Berufsbetreuer für eine demente oder behinderte Person genießen einen Vertrauensvorschuss bei der Betreuungsbehörde und dem Betreuungsgericht dahingehend, dass er das fremde Vermögen uneigennützig verwaltet. Dazu passt es ethisch nicht, dass ein Berufsbetreuer Erbe wird. Während Erbeinsetzungen von Mitarbeitern von Heimen und Pflegeeinrichtungen unzulässig und derlei Testamente unwirksam sind, musste hier das Oberlandesgericht Nürnberg (OLG) klären, wie es sich bei Berufsbetreuern verhält.
Ein Berufsbetreuer hatte einen Betreuten bei der Erstellung eines teilweise handschriftlich verfassten Testaments unterstützt, indem er dem unverheirateten und kinderlosen Betreuten einen maschinengeschriebenen Lückentext zur Verfügung gestellt hatte.

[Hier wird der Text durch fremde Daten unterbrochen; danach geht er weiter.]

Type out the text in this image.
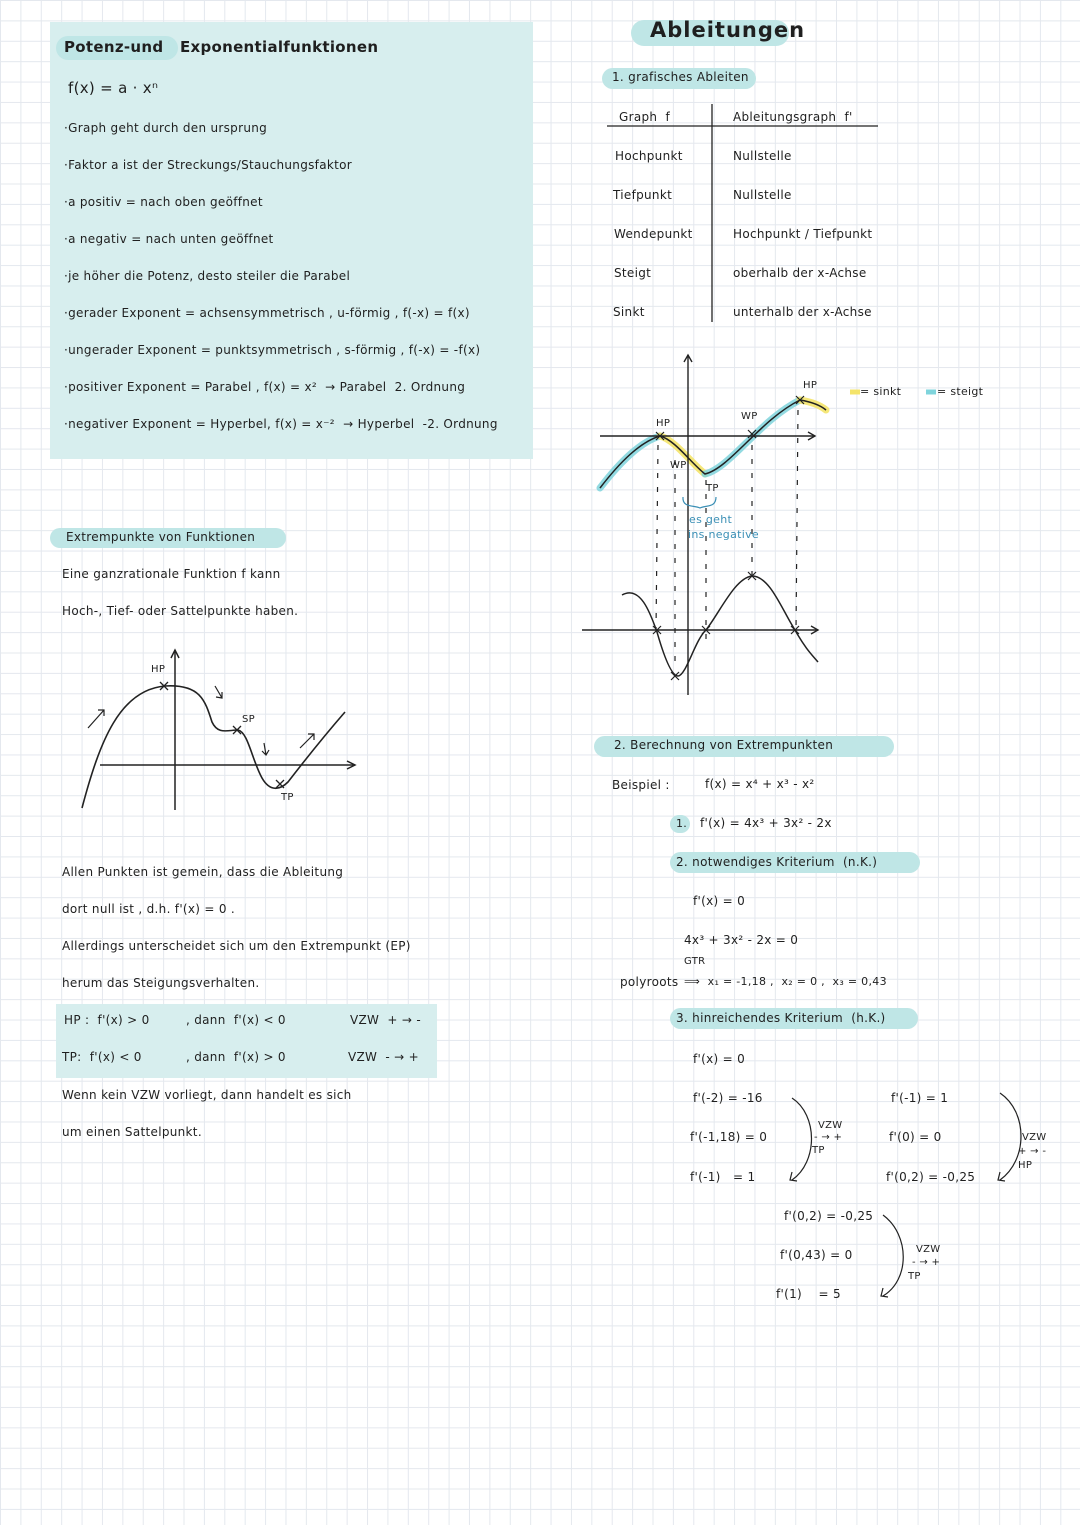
Potenz-und   Exponentialfunktionen
f(x) = a · xⁿ
·Graph geht durch den ursprung
·Faktor a ist der Streckungs/Stauchungsfaktor
·a positiv = nach oben geöffnet
·a negativ = nach unten geöffnet
·je höher die Potenz, desto steiler die Parabel
·gerader Exponent = achsensymmetrisch , u-förmig , f(-x) = f(x)
·ungerader Exponent = punktsymmetrisch , s-förmig , f(-x) = -f(x)
·positiver Exponent = Parabel , f(x) = x²  → Parabel  2. Ordnung
·negativer Exponent = Hyperbel, f(x) = x⁻²  → Hyperbel  -2. Ordnung
Extrempunkte von Funktionen
Eine ganzrationale Funktion f kann
Hoch-, Tief- oder Sattelpunkte haben.
HP
SP
TP
Allen Punkten ist gemein, dass die Ableitung
dort null ist , d.h. f'(x) = 0 .
Allerdings unterscheidet sich um den Extrempunkt (EP)
herum das Steigungsverhalten.
HP :  f'(x) > 0	, dann  f'(x) < 0	VZW  + → -
TP:  f'(x) < 0	, dann  f'(x) > 0	VZW  - → +
Wenn kein VZW vorliegt, dann handelt es sich
um einen Sattelpunkt.
Ableitungen
1. grafisches Ableiten
Graph  f	Ableitungsgraph  f'
Hochpunkt	Nullstelle
Tiefpunkt	Nullstelle
Wendepunkt	Hochpunkt / Tiefpunkt
Steigt	oberhalb der x-Achse
Sinkt	unterhalb der x-Achse
HP
HP
WP
WP
TP
es geht
ins negative
= sinkt	= steigt
2. Berechnung von Extrempunkten
Beispiel :	f(x) = x⁴ + x³ - x²
1. f'(x) = 4x³ + 3x² - 2x
2. notwendiges Kriterium  (n.K.)
f'(x) = 0
4x³ + 3x² - 2x = 0
GTR
polyroots ⟹  x₁ = -1,18 ,  x₂ = 0 ,  x₃ = 0,43
3. hinreichendes Kriterium  (h.K.)
f'(x) = 0
f'(-2) = -16
f'(-1,18) = 0
f'(-1)   = 1
VZW
- → +
TP
f'(-1) = 1
f'(0) = 0
f'(0,2) = -0,25
VZW
+ → -
HP
f'(0,2) = -0,25
f'(0,43) = 0
f'(1)    = 5
VZW
- → +
TP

In dem Text wird darauf hingewiesen, dass der Betreute diese Vorgehensweise gewünscht habe, da er keine längeren Texte mehr handschriftlich verfassen könne. In dem Testament setzte der Betreute den Berufsbetreuer als Alleinerben ein. Nachdem der Betreute verstorben war, beantragte sein ehemaliger Betreuer die Erteilung eines Erbscheins beim Amtsgericht (AG), der ihm nicht erteilt wurde, weil das Testament als formunwirksam und zudem als sittenwidrig angesehen wurde. Gegen den Beschluss des AG legte der ehemalige Betreuer Beschwerde ein und hatte damit Erfolg.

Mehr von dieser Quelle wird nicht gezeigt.